Some resources, like images, consume a lot of bandwidth, blocking them can keep costs down and improve performance on limited connections like proxies or cellular networks.

Avoid Detection

Some websites use tracking scripts, and similar techniques to detect scrapers, blocking these resources can help avoid detection and rate limits.

For more information see our guide on Web Scraping Without Getting Blocked

Testing and Development

Developers may want to simulate different network conditions or test how a website behaves when certain resources are blocked. This is useful for testing the robustness and performance of web applications under various scenarios.

Privacy and Security

Blocking external resources can enhance privacy by preventing the loading of third-party assets that may be used for tracking or analytics. It can also reduce the risk of security vulnerabilities associated with external resource loading.

Content Filtering

Blocking specific types of resources, such as images or scripts from certain domains, can act as a content filter.

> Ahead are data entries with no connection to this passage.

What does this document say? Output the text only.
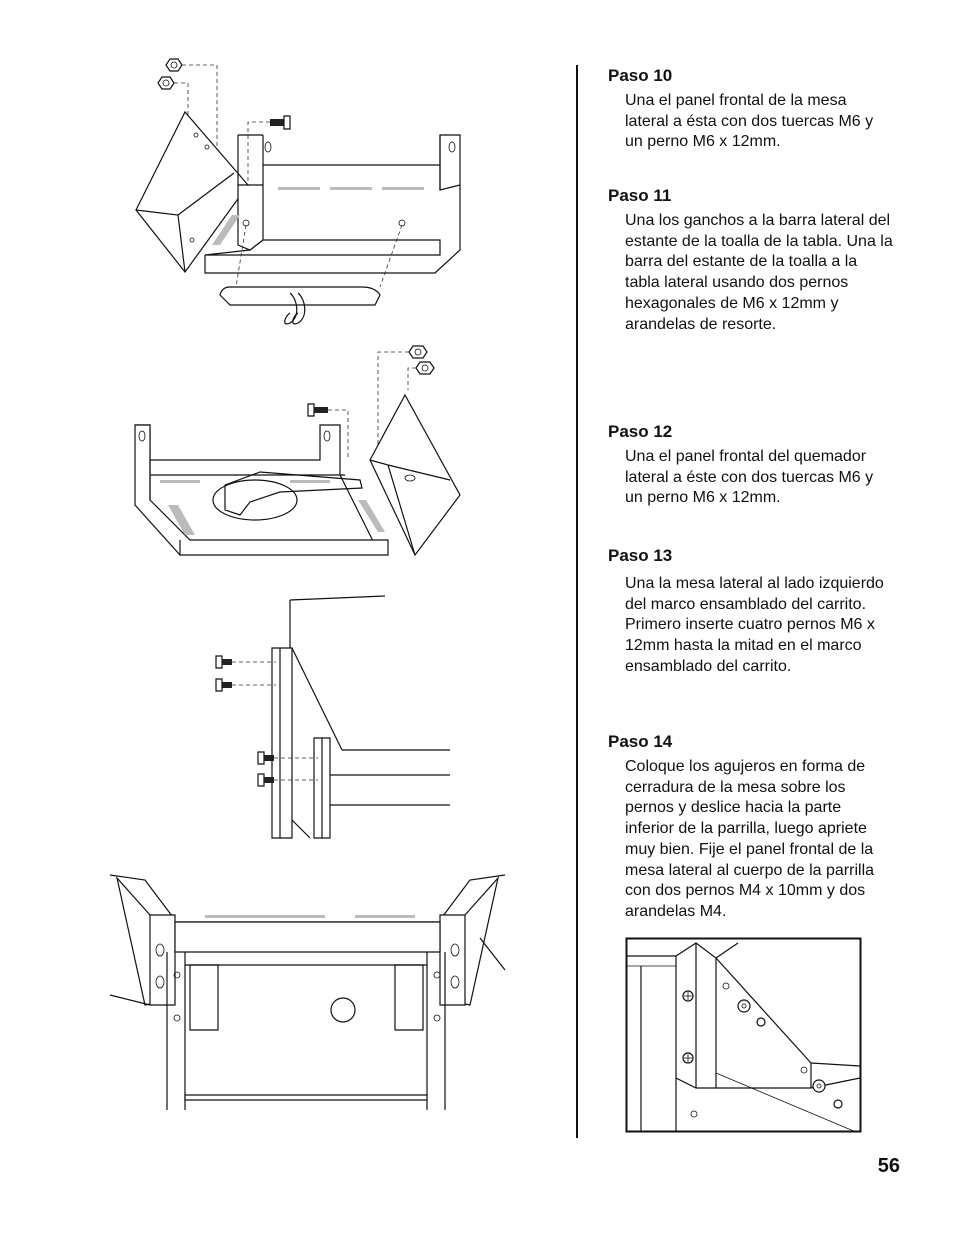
Paso 10

Una el panel frontal de la mesa lateral a ésta con dos tuercas M6 y un perno M6 x 12mm.

Paso 11

Una los ganchos a la barra lateral del estante de la toalla de la tabla. Una la barra del estante de la toalla a la tabla lateral usando dos pernos hexagonales de M6 x 12mm y arandelas de resorte.

Paso 12

Una el panel frontal del quemador lateral a éste con dos tuercas M6 y un perno M6 x 12mm.

Paso 13

Una la mesa lateral al lado izquierdo del marco ensamblado del carrito. Primero inserte cuatro pernos M6 x 12mm hasta la mitad en el marco ensamblado del carrito.

Paso 14

Coloque los agujeros en forma de cerradura de la mesa sobre los pernos y deslice hacia la parte inferior de la parrilla, luego apriete muy bien. Fije el panel frontal de la mesa lateral al cuerpo de la parrilla con dos pernos M4 x 10mm y dos arandelas M4.

56
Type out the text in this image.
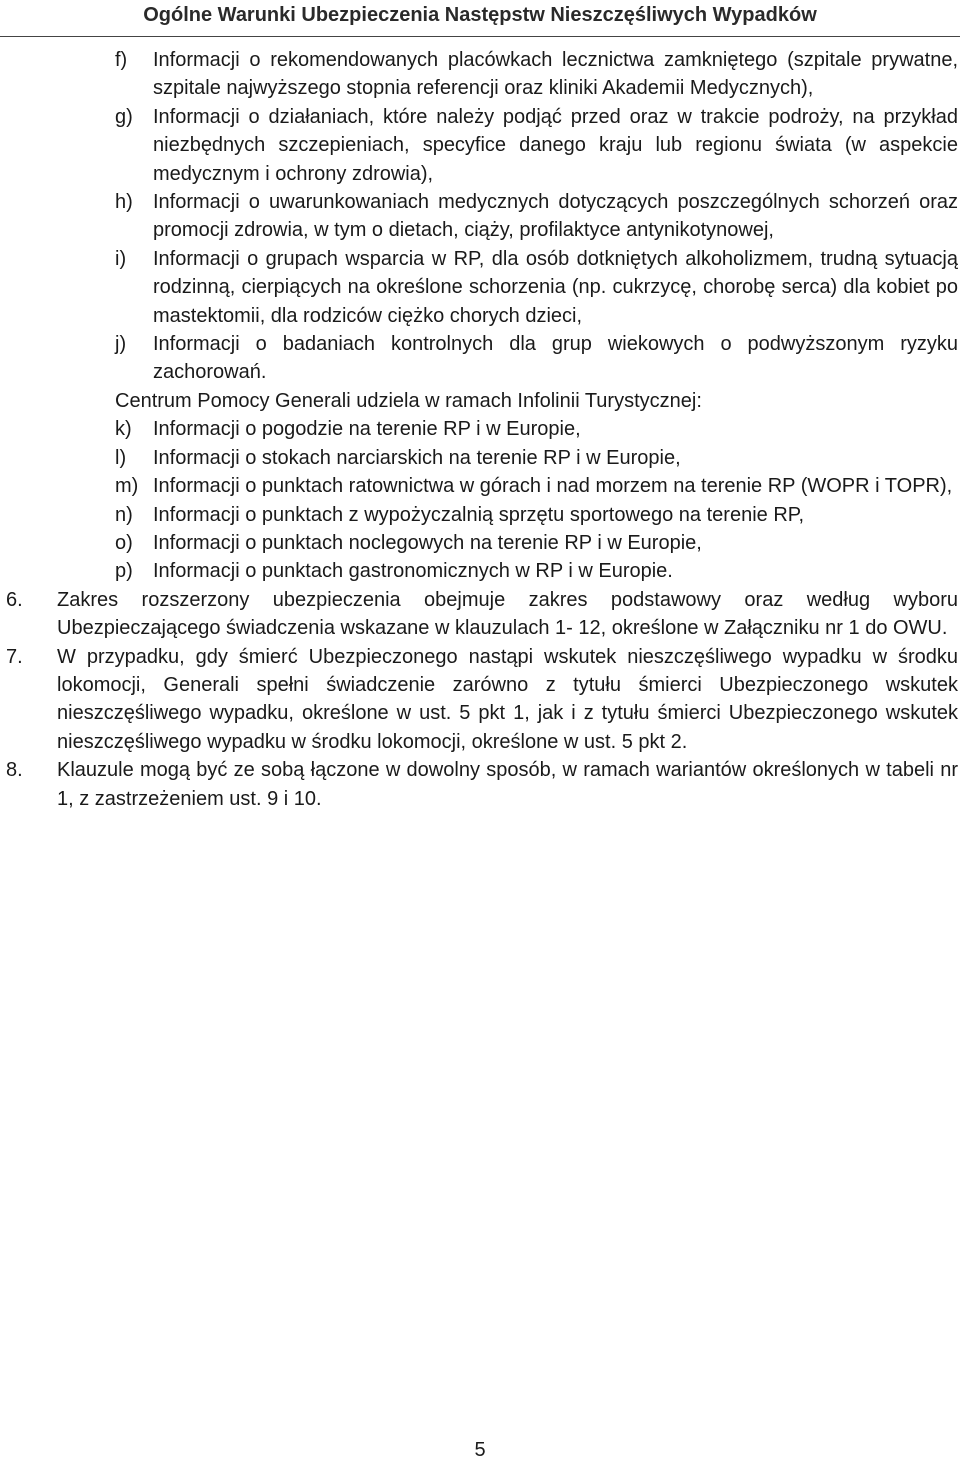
Ogólne Warunki Ubezpieczenia Następstw Nieszczęśliwych Wypadków
f) Informacji o rekomendowanych placówkach lecznictwa zamkniętego (szpitale prywatne, szpitale najwyższego stopnia referencji oraz kliniki Akademii Medycznych),
g) Informacji o działaniach, które należy podjąć przed oraz w trakcie podroży, na przykład niezbędnych szczepieniach, specyfice danego kraju lub regionu świata (w aspekcie medycznym i ochrony zdrowia),
h) Informacji o uwarunkowaniach medycznych dotyczących poszczególnych schorzeń oraz promocji zdrowia, w tym o dietach, ciąży, profilaktyce antynikotynowej,
i) Informacji o grupach wsparcia w RP, dla osób dotkniętych alkoholizmem, trudną sytuacją rodzinną, cierpiących na określone schorzenia (np. cukrzycę, chorobę serca) dla kobiet po mastektomii, dla rodziców ciężko chorych dzieci,
j) Informacji o badaniach kontrolnych dla grup wiekowych o podwyższonym ryzyku zachorowań.
Centrum Pomocy Generali udziela w ramach Infolinii Turystycznej:
k) Informacji o pogodzie na terenie RP i w Europie,
l) Informacji o stokach narciarskich na terenie RP i w Europie,
m) Informacji o punktach ratownictwa w górach i nad morzem na terenie RP (WOPR i TOPR),
n) Informacji o punktach z wypożyczalnią sprzętu sportowego na terenie RP,
o) Informacji o punktach noclegowych na terenie RP i w Europie,
p) Informacji o punktach gastronomicznych w RP i w Europie.
6. Zakres rozszerzony ubezpieczenia obejmuje zakres podstawowy oraz według wyboru Ubezpieczającego świadczenia wskazane w klauzulach 1- 12, określone w Załączniku nr 1 do OWU.
7. W przypadku, gdy śmierć Ubezpieczonego nastąpi wskutek nieszczęśliwego wypadku w środku lokomocji, Generali spełni świadczenie zarówno z tytułu śmierci Ubezpieczonego wskutek nieszczęśliwego wypadku, określone w ust. 5 pkt 1, jak i z tytułu śmierci Ubezpieczonego wskutek nieszczęśliwego wypadku w środku lokomocji, określone w ust. 5 pkt 2.
8. Klauzule mogą być ze sobą łączone w dowolny sposób, w ramach wariantów określonych w tabeli nr 1, z zastrzeżeniem ust. 9 i 10.
5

This is relevant in situations where there's a need to restrict access to certain content or prevent the loading of potentially harmful resources.

Limited Device Resources

On devices with limited resources, blocking unnecessary resources can contribute to a smoother browsing experience and reduce the strain on the device's CPU and memory.

These benefits does not mean that resource blocking might be perfect for your project.

For example, if you are scraping images specifically or need all stylesheets and images to load in order to properly scrape a web page then resource blocking may not be helpful.


How to Block Images and Resources using Puppeteer

Using puppeteer-extra

puppeteer-extra is a modular plugin framework that provides a variety of plugins to accomplish common goals in Puppeteer and provides the easiest way to block images and resources using Puppeteer.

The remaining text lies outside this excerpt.